What we have today is a failure at courtship. It's the mirror dynamic of 2006. The big middle separated from Republicans four years ago. But they did not marry the other guy. Polling found independents sour on Republicans but no sweeter on Democrats. Today, the middle's relationship with Democrats has soured. And Republicans are positioned for a second chance because they are not Democrats.
"Very few Americans are embracing the Republican Party. Rather they are rejecting the Democrats. And the GOP needs to understand that at their core," said Republican pollster Frank Luntz, one of several key strategists behind the Contract with America. This is why Luntz believes a new contract "is absolutely necessary."
"To distinguish between the two political a party requires something more than opposition," Luntz added.
Luntz, like so many Republicans, recently cringed at the sight of one GOP leader's inability to meet that bar. Texas Rep. Pete Sessions heads the GOP's House election committee. But Sessions found himself unable to explain what would distinguish a Republican House from a Democratic House on NBC's "Meet the Press."
"Name a painful choice that Republicans are prepared to say we ought to make," host David Gregory asked.
Sessions said his party would "look at all that we are spending in Washington." Then Sessions pitched the usual tropes. Big government bad. Free enterprise good.

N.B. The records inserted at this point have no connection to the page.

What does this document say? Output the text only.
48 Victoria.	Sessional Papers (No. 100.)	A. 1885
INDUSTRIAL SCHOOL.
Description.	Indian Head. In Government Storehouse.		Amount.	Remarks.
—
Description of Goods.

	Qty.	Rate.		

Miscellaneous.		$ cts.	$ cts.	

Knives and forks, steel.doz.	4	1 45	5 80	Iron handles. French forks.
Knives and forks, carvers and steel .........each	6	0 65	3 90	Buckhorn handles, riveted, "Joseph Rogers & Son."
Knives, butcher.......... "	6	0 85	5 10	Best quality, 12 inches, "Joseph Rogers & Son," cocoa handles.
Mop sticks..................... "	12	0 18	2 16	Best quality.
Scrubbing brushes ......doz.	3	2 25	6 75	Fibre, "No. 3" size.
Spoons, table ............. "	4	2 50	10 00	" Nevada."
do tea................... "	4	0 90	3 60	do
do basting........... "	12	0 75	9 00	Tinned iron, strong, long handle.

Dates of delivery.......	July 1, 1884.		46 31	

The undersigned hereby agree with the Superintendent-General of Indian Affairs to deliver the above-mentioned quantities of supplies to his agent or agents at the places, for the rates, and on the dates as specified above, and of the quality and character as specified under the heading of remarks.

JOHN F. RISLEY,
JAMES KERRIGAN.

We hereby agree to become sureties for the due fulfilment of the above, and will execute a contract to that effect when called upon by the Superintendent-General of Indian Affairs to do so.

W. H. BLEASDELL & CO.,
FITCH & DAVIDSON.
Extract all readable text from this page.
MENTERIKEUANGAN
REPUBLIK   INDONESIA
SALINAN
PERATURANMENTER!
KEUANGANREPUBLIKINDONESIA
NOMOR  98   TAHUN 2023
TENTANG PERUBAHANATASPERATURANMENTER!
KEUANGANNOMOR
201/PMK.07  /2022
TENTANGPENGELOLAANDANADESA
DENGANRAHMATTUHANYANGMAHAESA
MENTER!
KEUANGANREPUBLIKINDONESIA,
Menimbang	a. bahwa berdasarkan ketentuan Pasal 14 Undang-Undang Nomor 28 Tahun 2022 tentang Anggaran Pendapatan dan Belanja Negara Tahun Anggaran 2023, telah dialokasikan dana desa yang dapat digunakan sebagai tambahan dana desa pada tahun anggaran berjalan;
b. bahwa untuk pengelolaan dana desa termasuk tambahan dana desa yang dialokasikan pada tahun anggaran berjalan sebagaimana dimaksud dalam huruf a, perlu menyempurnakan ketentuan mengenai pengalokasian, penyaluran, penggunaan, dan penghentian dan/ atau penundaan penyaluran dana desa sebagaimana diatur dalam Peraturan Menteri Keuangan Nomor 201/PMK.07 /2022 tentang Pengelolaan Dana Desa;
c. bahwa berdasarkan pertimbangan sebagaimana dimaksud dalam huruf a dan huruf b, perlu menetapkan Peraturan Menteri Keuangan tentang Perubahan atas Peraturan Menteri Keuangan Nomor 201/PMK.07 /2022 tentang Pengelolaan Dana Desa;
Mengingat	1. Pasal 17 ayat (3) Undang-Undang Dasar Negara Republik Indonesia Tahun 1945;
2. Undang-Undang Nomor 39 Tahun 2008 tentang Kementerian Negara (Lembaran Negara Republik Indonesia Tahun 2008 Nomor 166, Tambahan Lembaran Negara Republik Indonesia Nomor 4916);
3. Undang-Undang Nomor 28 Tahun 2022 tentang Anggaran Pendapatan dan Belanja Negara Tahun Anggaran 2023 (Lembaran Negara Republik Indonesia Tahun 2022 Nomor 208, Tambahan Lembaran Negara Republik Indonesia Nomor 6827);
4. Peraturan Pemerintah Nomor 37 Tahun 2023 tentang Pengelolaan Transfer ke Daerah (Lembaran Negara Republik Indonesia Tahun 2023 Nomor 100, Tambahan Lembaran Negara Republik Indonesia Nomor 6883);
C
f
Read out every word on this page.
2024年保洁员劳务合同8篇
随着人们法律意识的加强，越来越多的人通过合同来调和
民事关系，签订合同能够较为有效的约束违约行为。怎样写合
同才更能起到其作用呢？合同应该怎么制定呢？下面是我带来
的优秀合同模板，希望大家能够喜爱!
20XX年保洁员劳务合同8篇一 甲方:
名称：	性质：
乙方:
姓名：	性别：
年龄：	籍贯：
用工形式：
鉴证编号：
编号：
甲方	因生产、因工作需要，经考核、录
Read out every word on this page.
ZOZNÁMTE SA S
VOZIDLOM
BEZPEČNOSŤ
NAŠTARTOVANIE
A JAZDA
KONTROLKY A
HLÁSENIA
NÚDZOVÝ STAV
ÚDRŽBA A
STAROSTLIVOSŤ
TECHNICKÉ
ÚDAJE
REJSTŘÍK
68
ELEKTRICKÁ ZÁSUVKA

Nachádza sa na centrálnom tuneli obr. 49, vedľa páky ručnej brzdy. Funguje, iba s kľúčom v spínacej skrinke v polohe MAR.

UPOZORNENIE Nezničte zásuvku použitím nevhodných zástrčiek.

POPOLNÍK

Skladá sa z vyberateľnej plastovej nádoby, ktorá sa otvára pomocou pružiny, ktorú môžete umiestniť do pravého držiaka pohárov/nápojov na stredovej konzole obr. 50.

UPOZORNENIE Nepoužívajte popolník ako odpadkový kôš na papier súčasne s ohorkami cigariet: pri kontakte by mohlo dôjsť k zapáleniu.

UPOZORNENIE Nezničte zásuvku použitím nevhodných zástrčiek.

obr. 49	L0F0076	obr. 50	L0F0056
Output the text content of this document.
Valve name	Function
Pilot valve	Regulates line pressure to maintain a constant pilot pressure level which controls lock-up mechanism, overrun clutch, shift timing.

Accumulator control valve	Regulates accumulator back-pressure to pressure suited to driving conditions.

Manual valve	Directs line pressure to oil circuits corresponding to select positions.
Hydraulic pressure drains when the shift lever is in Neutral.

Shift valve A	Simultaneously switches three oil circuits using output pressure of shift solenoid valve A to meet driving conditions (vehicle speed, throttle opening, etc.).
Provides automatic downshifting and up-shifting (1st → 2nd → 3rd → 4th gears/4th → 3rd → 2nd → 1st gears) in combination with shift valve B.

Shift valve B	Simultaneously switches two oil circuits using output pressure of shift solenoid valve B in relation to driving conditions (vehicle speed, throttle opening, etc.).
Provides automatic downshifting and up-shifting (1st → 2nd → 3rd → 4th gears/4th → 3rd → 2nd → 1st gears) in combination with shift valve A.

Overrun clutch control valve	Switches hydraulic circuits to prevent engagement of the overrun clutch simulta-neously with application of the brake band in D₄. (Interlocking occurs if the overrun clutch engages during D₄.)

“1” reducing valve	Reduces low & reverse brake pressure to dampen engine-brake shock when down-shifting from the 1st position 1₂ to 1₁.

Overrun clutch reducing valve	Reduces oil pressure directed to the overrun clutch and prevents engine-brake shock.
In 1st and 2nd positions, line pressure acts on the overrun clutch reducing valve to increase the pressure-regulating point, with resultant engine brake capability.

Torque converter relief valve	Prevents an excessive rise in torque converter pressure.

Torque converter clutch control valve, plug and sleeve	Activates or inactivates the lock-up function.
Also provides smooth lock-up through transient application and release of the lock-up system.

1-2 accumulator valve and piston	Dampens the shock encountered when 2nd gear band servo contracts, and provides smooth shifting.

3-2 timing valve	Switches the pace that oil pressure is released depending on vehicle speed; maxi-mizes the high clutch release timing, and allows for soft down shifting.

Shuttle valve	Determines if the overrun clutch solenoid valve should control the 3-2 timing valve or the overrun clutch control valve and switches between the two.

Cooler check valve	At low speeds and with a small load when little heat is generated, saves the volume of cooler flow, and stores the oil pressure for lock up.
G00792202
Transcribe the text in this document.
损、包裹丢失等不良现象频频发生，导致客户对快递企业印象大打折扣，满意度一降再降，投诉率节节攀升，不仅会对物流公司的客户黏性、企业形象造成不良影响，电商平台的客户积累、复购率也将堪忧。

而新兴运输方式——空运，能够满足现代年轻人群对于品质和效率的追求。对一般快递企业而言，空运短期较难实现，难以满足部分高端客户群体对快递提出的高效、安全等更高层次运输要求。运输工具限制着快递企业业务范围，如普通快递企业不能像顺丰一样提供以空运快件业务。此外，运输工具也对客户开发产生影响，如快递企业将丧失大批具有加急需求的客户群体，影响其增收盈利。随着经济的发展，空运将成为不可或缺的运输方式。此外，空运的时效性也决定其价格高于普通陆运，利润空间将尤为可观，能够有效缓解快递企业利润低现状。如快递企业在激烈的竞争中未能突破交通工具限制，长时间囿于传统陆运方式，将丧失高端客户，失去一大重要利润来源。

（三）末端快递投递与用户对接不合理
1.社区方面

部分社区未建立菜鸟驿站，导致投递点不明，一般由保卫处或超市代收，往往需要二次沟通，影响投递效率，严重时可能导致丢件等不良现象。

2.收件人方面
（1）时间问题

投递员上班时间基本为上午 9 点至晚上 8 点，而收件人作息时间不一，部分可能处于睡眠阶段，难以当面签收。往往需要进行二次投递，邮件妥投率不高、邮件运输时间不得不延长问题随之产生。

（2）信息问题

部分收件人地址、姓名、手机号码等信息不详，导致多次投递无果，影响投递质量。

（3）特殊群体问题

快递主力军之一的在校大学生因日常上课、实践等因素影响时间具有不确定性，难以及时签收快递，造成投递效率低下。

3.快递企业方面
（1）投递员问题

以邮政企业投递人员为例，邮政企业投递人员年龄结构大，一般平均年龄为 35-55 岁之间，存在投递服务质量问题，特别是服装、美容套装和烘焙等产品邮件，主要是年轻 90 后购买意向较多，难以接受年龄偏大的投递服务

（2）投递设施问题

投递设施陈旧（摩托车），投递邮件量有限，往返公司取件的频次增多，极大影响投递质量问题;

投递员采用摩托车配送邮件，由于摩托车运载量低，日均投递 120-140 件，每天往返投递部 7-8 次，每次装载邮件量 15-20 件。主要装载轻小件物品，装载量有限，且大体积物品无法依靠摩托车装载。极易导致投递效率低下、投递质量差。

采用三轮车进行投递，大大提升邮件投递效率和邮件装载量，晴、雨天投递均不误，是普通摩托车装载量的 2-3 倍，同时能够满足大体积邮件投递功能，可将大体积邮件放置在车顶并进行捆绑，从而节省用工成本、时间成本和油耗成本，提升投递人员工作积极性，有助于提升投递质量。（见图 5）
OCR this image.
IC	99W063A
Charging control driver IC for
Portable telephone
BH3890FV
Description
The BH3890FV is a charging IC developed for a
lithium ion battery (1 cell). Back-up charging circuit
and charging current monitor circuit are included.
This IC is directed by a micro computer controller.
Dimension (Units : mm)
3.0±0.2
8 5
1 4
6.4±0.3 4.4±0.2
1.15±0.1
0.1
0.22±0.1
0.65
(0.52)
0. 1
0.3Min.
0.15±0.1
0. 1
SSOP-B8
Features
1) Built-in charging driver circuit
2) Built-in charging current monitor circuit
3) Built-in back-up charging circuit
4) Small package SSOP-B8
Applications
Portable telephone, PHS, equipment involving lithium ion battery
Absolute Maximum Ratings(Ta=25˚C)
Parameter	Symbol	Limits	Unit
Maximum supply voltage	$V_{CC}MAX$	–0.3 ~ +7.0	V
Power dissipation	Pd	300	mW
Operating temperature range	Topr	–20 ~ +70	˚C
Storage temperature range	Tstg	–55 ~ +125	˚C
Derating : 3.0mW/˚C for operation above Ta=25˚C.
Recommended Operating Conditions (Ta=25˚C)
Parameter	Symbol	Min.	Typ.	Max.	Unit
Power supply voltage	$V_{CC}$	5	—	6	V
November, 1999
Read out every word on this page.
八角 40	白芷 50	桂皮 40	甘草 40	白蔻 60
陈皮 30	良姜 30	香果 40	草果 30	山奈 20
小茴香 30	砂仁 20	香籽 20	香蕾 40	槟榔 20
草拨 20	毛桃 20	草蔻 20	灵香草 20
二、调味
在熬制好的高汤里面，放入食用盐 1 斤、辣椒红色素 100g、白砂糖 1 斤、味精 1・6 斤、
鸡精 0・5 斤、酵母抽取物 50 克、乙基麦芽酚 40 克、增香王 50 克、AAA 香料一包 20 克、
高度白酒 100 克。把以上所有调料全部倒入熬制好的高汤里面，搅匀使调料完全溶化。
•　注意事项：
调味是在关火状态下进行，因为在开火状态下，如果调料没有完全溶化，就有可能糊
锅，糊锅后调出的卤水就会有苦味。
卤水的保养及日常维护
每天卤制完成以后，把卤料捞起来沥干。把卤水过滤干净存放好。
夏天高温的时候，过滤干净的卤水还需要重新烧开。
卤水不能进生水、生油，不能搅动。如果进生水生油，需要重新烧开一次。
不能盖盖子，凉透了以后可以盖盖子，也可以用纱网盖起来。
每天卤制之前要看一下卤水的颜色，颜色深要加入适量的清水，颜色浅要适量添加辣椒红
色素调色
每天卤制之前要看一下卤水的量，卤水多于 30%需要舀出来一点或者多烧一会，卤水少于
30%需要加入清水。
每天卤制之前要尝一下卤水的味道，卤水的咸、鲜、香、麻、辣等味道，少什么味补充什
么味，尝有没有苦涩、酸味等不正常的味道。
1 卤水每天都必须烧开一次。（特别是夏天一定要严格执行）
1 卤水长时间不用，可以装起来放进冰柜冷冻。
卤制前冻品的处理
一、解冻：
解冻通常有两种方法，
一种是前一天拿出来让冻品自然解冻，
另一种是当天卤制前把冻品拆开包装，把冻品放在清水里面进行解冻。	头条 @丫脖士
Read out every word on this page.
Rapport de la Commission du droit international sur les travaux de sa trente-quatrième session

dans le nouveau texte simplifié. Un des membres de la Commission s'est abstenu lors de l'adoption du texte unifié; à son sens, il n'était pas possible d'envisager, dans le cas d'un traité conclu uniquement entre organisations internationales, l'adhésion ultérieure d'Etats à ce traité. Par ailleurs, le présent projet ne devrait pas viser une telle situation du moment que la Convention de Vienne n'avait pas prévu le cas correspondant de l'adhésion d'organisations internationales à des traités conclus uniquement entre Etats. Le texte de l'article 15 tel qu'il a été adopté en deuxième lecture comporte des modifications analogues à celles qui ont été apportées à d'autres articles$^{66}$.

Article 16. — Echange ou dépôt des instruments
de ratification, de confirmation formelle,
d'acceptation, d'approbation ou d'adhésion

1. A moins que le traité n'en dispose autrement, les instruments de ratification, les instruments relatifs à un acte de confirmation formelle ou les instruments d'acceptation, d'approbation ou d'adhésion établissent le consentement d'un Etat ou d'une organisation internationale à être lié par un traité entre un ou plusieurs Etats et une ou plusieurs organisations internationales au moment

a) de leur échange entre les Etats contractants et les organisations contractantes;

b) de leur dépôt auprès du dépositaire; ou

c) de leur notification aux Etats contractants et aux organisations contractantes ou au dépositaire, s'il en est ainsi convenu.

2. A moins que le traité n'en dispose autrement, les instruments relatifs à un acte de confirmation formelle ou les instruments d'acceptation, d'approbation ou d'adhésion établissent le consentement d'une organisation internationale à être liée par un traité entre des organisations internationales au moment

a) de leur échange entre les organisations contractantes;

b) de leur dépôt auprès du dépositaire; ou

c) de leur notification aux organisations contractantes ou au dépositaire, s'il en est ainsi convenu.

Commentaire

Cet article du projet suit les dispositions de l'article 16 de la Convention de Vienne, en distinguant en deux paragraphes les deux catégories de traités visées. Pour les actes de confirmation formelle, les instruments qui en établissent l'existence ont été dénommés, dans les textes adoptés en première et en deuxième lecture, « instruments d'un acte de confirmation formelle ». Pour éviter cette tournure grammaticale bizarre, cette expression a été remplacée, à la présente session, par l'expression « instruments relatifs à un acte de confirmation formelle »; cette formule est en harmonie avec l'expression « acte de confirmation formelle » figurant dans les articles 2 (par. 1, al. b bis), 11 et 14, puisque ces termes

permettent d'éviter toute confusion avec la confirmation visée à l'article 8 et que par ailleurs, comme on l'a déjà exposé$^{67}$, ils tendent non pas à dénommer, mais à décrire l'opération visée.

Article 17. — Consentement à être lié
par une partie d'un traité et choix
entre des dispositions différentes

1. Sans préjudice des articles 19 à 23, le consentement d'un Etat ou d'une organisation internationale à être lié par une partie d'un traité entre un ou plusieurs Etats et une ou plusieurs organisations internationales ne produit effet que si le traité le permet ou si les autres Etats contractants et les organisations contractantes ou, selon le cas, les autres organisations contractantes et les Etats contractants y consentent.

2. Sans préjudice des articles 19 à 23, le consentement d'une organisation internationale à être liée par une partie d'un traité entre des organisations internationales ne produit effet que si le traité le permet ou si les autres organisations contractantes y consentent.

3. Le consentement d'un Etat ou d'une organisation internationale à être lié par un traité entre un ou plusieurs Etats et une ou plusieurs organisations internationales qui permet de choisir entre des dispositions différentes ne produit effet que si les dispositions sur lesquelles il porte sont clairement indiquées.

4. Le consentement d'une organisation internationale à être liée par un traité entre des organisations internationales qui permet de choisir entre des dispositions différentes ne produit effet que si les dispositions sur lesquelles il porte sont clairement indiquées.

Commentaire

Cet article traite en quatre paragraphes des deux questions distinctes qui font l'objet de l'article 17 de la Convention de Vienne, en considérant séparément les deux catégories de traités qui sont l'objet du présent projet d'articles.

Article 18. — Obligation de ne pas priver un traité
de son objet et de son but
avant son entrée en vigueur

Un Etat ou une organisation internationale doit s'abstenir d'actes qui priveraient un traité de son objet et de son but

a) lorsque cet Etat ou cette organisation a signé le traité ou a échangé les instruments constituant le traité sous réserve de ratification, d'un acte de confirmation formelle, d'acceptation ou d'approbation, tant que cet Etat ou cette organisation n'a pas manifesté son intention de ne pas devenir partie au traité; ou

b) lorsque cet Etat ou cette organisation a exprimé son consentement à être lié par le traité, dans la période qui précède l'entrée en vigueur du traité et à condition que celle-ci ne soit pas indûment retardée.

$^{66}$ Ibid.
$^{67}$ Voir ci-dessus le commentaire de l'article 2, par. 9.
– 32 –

"These are not specifics," Gregory replied. Sessions continued to avoid specifics.
"It was frightening to watch," Luntz said.
A new contract could help avoid such incidents. But even the most pitch-perfect vision statement will not dramatically boost Republicans' vote on Election Day. Voters vote prospectively. Tossing the bums out has long proven enough of a prospect.
Yet one question is going to keep coming at Republicans, "Well, what would you do about it?" A new contract provides a ready response. It's ammunition in debates. It will also, if done well, paint the picture of how the new GOP differs from the old. The original contract was, if anything, effective for its message of accountability.
Republicans also benefit merely by the chattering class chewing on that message. Political operatives call this "free media." The GOP's prospective message was discussed at 10,000 feet for weeks in 1994. It gave positive cover for Republicans to go negative in the trenches.
Yet it's still Democrats' accountability that is center stage. In April, Gallup reported that slightly more than a quarter of voters believed most members of Congress deserved reelection. That number never dropped below 40 percent in 1994 or 2006. This is tidal dismay.
And, contract or not, antagonism has long proven the most powerful of incentives for voters. As W.C. Fields once put it, "Hell, I never vote for anybody, I always vote against."